Moreover, explanation, lore, foreshadowing and everything of the sort ARE plot in this kind of manga. How many times did we see apparently minor remarks that turned out to be important in hindsight? The earth gems have Sensei who can drop bits of lore anytime.
To get to the actual answer and point of disagreement, I don't think that Ichikawa's treating the two groups of gems as separated characters. They're still a single group that had their interpersonal dynamics fucked up by the trauma of willing departure and infighting, but the agency isn't just on Phos' part. The biggest change actually happened on the earth gems' part, with Adamant stepping down and basically reprogramming himself. Euclase and Phos/Parappa's plans were each inextricably tied by the assumptions on the other part's plan. Chapter 71 is deliberately written with a mirroring structure between the two groups to embody that.

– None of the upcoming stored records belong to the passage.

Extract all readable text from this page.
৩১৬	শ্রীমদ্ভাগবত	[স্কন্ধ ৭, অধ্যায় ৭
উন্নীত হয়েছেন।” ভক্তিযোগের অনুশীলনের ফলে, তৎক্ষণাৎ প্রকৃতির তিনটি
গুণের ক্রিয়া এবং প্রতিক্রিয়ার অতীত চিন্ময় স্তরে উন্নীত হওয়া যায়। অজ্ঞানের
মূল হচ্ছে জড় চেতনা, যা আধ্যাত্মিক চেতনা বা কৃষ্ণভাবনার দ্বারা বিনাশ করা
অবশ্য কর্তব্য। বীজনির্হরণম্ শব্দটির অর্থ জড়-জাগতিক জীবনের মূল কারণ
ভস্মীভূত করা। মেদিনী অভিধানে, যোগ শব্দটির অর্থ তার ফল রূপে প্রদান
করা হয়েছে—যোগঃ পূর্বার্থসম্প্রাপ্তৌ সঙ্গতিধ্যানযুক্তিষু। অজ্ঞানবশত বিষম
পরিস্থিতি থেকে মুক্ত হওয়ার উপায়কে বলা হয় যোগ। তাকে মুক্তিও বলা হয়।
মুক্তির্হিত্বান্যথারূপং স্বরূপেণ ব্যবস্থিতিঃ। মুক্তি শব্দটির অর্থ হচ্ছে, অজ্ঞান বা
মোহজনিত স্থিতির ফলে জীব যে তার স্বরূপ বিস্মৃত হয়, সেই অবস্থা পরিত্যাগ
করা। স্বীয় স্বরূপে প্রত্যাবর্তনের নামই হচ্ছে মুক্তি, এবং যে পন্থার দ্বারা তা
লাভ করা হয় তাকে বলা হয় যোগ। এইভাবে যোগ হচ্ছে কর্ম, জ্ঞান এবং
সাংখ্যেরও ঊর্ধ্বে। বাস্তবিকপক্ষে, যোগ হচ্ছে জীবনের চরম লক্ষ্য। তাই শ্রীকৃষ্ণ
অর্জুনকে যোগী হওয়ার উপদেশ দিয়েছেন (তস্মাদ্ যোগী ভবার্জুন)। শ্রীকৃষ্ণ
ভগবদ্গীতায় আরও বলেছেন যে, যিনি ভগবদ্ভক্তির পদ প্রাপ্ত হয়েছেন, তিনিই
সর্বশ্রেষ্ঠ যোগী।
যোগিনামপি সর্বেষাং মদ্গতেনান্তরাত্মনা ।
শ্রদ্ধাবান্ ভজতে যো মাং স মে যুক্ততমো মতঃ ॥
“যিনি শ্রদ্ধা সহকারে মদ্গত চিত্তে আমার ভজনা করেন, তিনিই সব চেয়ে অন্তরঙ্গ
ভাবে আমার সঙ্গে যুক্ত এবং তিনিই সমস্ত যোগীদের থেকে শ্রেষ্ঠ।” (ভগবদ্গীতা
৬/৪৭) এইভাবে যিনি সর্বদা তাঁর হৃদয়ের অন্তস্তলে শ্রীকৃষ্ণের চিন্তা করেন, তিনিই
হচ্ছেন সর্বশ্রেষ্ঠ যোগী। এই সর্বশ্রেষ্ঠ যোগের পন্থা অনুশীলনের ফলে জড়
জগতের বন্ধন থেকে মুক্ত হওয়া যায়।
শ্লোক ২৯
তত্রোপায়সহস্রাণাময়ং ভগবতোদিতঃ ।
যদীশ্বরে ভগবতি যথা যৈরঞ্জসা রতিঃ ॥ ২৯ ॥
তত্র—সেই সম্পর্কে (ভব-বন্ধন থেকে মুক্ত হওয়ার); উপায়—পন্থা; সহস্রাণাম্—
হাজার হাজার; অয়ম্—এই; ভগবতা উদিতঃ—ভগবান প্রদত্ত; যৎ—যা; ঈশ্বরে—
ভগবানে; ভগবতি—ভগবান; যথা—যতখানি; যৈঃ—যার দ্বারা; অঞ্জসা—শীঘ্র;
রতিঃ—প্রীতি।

Houseki no kuni is about Phos' journey, but a central theme is that enlightenment does not come from agency, with the main characters being the ones that can move the plot around the most: Adamant is a central character and he barely "did" anything out of volition. How you react to things and work towards reaching piece of mind, that should be the point of the struggle. Phos is the most frantic character in the manga, but everything he did so far ended up in disappointment, except the parts where he just showed sheer kindness.